Is there a creativity deficit in science? - quesera
http://arstechnica.com/science/2014/09/is-there-a-creativity-deficit-in-science/
======
snowwrestler
It's not just government funding. It seems that even most scientists and fans
of science are hostile to research projects that seem to contradict known
facts or trusted theories.

For example, consider the recent report from NASA's Advanced Propulsion lab on
a weird microwave resonance chamber that supposedly produces an anomalous
thrust when powered up. In their initial test, they found a force that they
could not explain as error, and recommended a more rigorous set of testing.

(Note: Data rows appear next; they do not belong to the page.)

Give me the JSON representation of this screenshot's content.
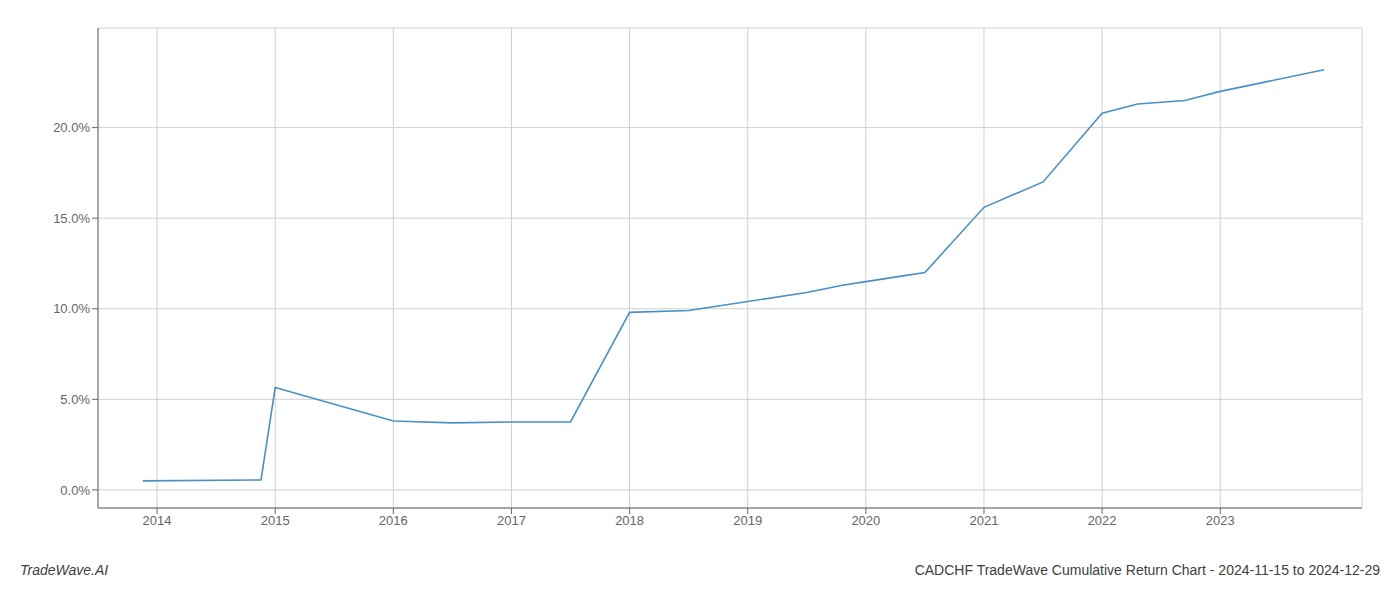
{
  "chart_data": {
    "type": "line",
    "title": "CADCHF TradeWave Cumulative Return Chart - 2024-11-15 to 2024-12-29",
    "annotations": [
      "TradeWave.AI"
    ],
    "x": [
      2013.88,
      2014.88,
      2015.0,
      2016.0,
      2016.5,
      2017.0,
      2017.5,
      2018.0,
      2018.5,
      2019.0,
      2019.5,
      2019.8,
      2020.0,
      2020.3,
      2020.5,
      2021.0,
      2021.5,
      2022.0,
      2022.3,
      2022.7,
      2023.0,
      2023.88
    ],
    "values": [
      0.5,
      0.55,
      5.65,
      3.8,
      3.7,
      3.75,
      3.75,
      9.8,
      9.9,
      10.4,
      10.9,
      11.3,
      11.5,
      11.8,
      12.0,
      15.6,
      17.0,
      20.8,
      21.3,
      21.5,
      22.0,
      23.2
    ],
    "color": "#4a90c4",
    "xlim": [
      2013.5,
      2024.2
    ],
    "xticks": [
      2014,
      2015,
      2016,
      2017,
      2018,
      2019,
      2020,
      2021,
      2022,
      2023
    ],
    "ylim": [
      -1.0,
      25.5
    ],
    "yticks": [
      {
        "value": 0.0,
        "label": "0.0%"
      },
      {
        "value": 5.0,
        "label": "5.0%"
      },
      {
        "value": 10.0,
        "label": "10.0%"
      },
      {
        "value": 15.0,
        "label": "15.0%"
      },
      {
        "value": 20.0,
        "label": "20.0%"
      }
    ],
    "grid": true
  }
}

Keep in mind that this is a respected institution (NASA), that is funding a
small team of people to check out ideas that seem crazy. It's exactly what
this article says we need more of.

Yet, the reaction was visceral mockery and rejection, even from other
professional scientists. Not even a "hmm, that's really weird, we should keep
checking this out." It was more like, "you stupid idiots, don't you know
that's impossible??"

It's a cultural problem in the U.S. that seems to go well beyond funding. The
public supporters of science have become so focused on fighting culture wars
against "bad science" that their default reaction to anything surprising is to
attack attack attack.

When in fact the whole point of science is to find things that seem
unexplainable, and then try to find an explanation.

------
fsk
If you're a scientist, it's best for your career to do small incremental
improvements on previous research. That guarantees a steady stream of
publications.

If you go for a big idea and are wrong, then your career is over.

Also, peer review is censorship. If you're doing something radically
different, it's less likely to pass peer review.